Because of this, we also undertook analyses where models were compared at relevant clinical intervention threshold ( Fig. 1). Kanis et al. [23] also criticized comparison of “home selleck chemicals llc grown” models with the FRAX® tool using the population
from which the “home grown” model was derived. This is a relevant concern as the best model to fit a dataset will invariably be a model developed from that particular dataset even if the diagnostic performance may not at all translate to other populations. In our study, we compared the performance of FRAX® and other models to that of age alone. This is a simple epidemiological tabulation of fracture incidence as a function of age and does not constitute a bespoke model to fit the data. Furthermore, OST, ORAI, OSIRIS and SCORE are already well validated simpler tools derived from other cohorts [15], [18], [19] and [20]. Another limitation accurately identified by Kanis et al. [23] is the comparison between predicted and observed outcomes. Since we do not have 10 years of follow-up we look at the observed fractures and compared
it with the FRAX® probability of being in risk of fracture. Moreover, we took time-to-event into account by estimating the Harrell’s C which did not influence the results. Same results were seen in the GLOW study [36]; these results also showed that AUC values and Harrell’s C values were similar for major osteoporotic fractures. Finally, FRAX® adjusts for risk of death while the other tools do not.
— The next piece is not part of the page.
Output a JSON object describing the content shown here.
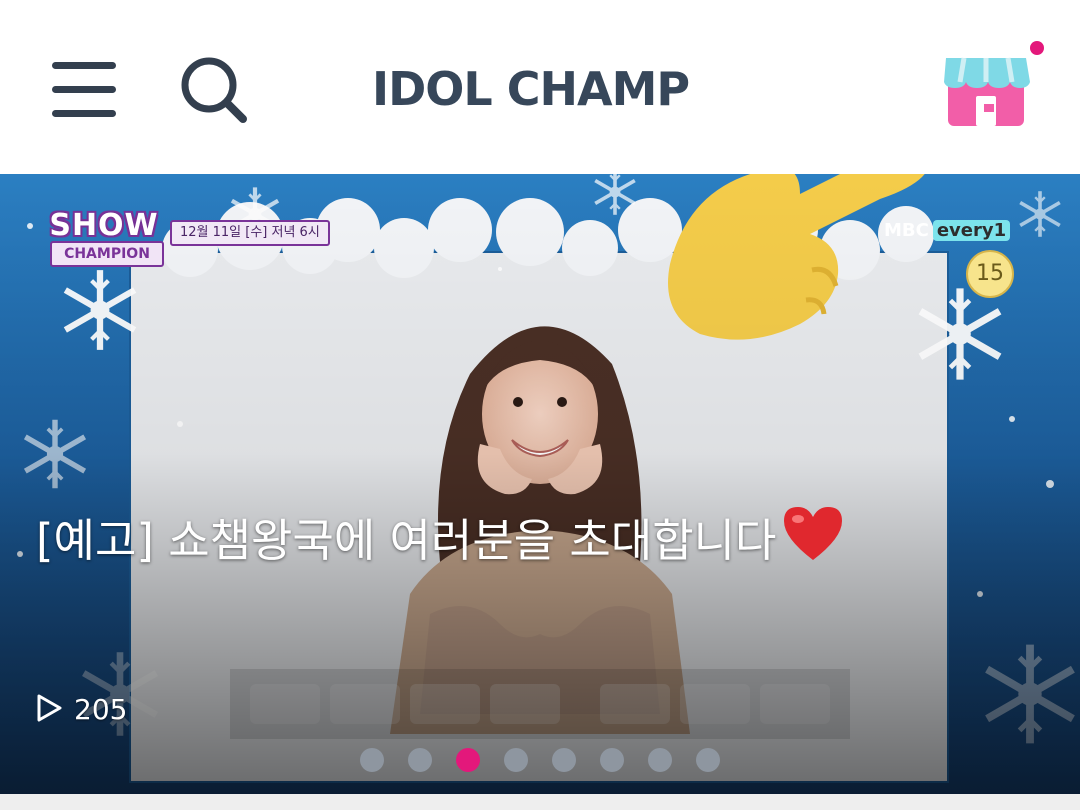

Our findings, selleck kinase inhibitor however, were robust to competing-risks regression with both incident fractures and death as failure as alternative to Kaplan–Meier analysis. In the analyses with each tool dividing participants into those with high versus low risk of fracture we chose to use the cut-off suggested by the developers from validation studies of tools in Caucasian populations. Different cut-offs have been also recommended even among Caucasian populations from studies validating the tools but there was no clear agreement regarding cut-off values for the different tools [41], [42], ADP ribosylation factor [43] and [44]. One study by Rud et al.
[41] investigated the performance of SCORE, OST and ORAI in a Danish population. The sensitivity of SCORE, OST and ORAI was 69%, 90% and 50%, respectively, when applied as described by the developers. The authors also tried different cut-offs with higher sensitivities, but since the study only included peri- and early postmenopausal women (mean age 50.5 years) and there are no other studies on Danish women confirming the suggested cut-off from Rud et al. [41] we found it most reasonable to use the cut-offs from the developer of the tools in this study. The aim of the different tools, i.e. FRAX® with OST, ORAI, OSIRIS or SCORE, differs. FRAX® predicts the probability of fractures while ORAI, OSIRIS, OST and SCORE are designed to predict low BMD.